Arts and crafts help students learning English polish their speaking skills
Summer school has gone beyond the stereotype for students attending classes at Olivewood Elementary School in Lake Forest with the help of Arts Teach instructors from the Segerstrom Center for the Arts.
For the past four weeks, around 320 children from the Saddleback Valley Unified School District have been spending half of their summer school study time making puppets, writing scripts and learning music.
The students, who are entering grades first through eighth this fall, all have one thing in common — English is not their first language.
As part of the Saddleback district’s English Language Development Summer Enrichment Program, the young learners spend half the morning with the Segerstrom teachers and the other half learning math, science, social studies and writing with teachers from the district.
Both groups of educators have the same primary goal: to help their students develop their English speaking skills.
“It’s integrated arts to the max,” said John Zeretzke, who teaches world music. “The way they learn vocabulary, patterns and symbolism in art are things that’ll cross over to other disciplines like math and science.”
All children in the program have taken the California English Language Development Test, an exam that students whose home language is not English must take each fall until they are re-classified as fluent in English.
Students in the district who have tested as intermediate in English are invited to join the summer program.
Classes are separated into grade levels with each class focused on learning one art form. The Segerstrom teachers lead classes that focus on hip-hop routines, singing and music theory, drawing and instrument-making.

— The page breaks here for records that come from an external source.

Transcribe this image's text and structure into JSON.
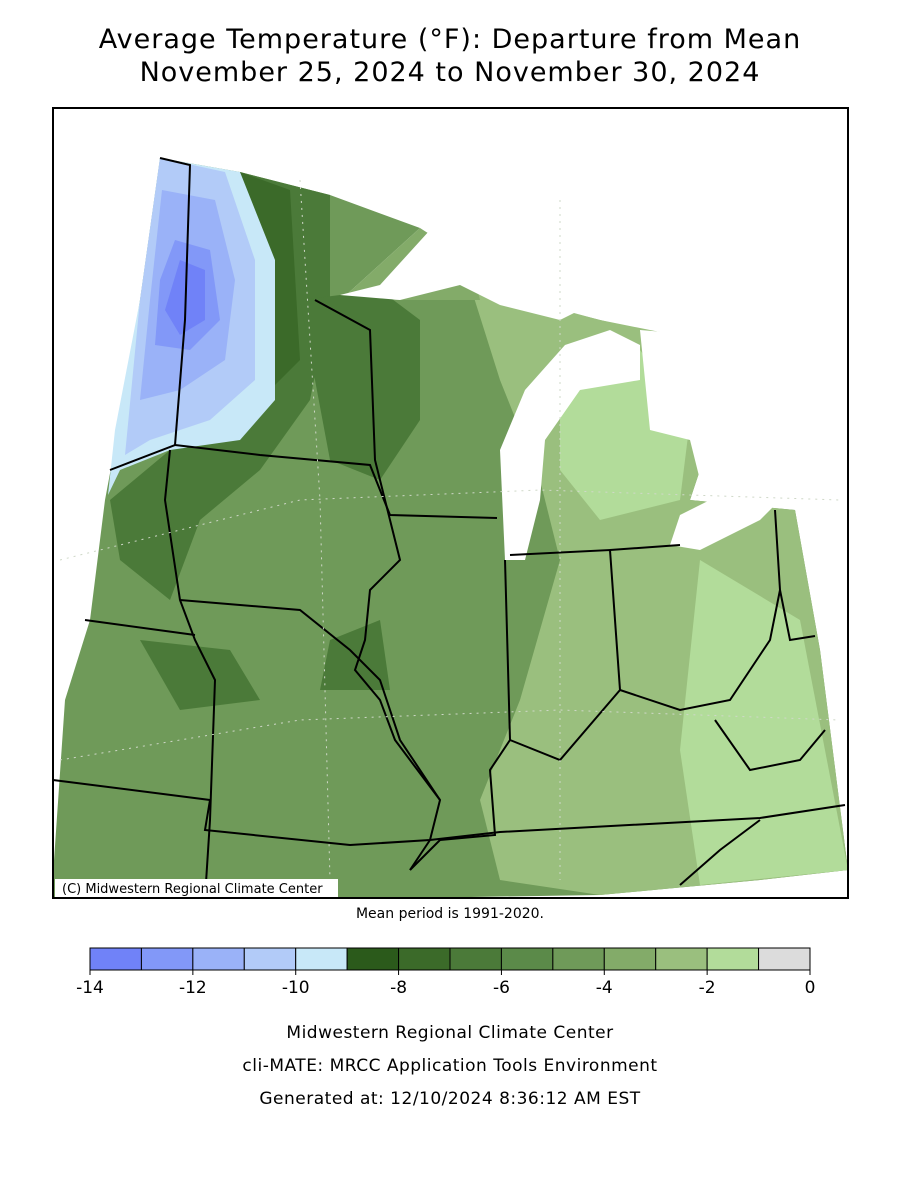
{
  "title": "Average Temperature (°F): Departure from Mean",
  "subtitle": "November 25, 2024 to November 30, 2024",
  "map": {
    "copyright": "(C) Midwestern Regional Climate Center",
    "note": "Mean period is 1991-2020."
  },
  "legend": {
    "type": "colorbar",
    "bins": [
      -14,
      -13,
      -12,
      -11,
      -10,
      -9,
      -8,
      -7,
      -6,
      -5,
      -4,
      -3,
      -2,
      -1,
      0
    ],
    "colors": [
      "#7082f8",
      "#8298f8",
      "#9ab2f8",
      "#b2cbf8",
      "#c8e8f8",
      "#2b5a1b",
      "#3b6a29",
      "#4b7a39",
      "#5b8a49",
      "#6f9a59",
      "#83ab69",
      "#9abf7e",
      "#b2dc9a",
      "#dcdcdc"
    ],
    "ticks": [
      -14,
      -12,
      -10,
      -8,
      -6,
      -4,
      -2,
      0
    ]
  },
  "footer": [
    "Midwestern Regional Climate Center",
    "cli-MATE: MRCC Application Tools Environment",
    "Generated at: 12/10/2024 8:36:12 AM EST"
  ]
}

Ellen Schulze, who teaches puppet-making, said she started off her first-grade class slowly by teaching them the names of shapes.
“At the beginning, they learned shapes like ‘circle’ and ‘oval,’” Schulze said. “Then soon, they started learning words like ‘cylinder’ and ‘rectangular prism.’”
In order to make their hand puppets and marionettes out of their polystyrene, cardboard and fabric, the students needed to learn the shapes that would construct them.
Schulze had also given each student a journal to write scripts for their puppets. She had them write their lines daily during the program.
Rubén Garfias is teaching theater and has his seventh- and eighth-grade students write their own plays.
“On the first day, not a sheet of paper or pencils were on their desks,” Garfias said. “Now, if my lips are moving, their pencils are moving twice as fast taking notes.”
Each day, Garfias and his students discuss story ideas and perform their work for one another.
“[Rubén] taught us that if we make a mistake on stage we can always fix it,” student Omar Maya, 13, said. “He shows us not to be afraid.”
Zeretzke brought in bamboo and plastic pipes for his fourth- and fifth-grade class to make flutes from the Greek, African and Mayan cultures.
When decorating their instruments, he had students write haikus about the culture the instrument comes from.
“Each year, I hear at least one kid say the same thing — ‘I don’t want school to end,’” Zeretzke said.
The camp will conclude with an open house Thursday when students will share with their parents the performances and artwork they developed throughout the program.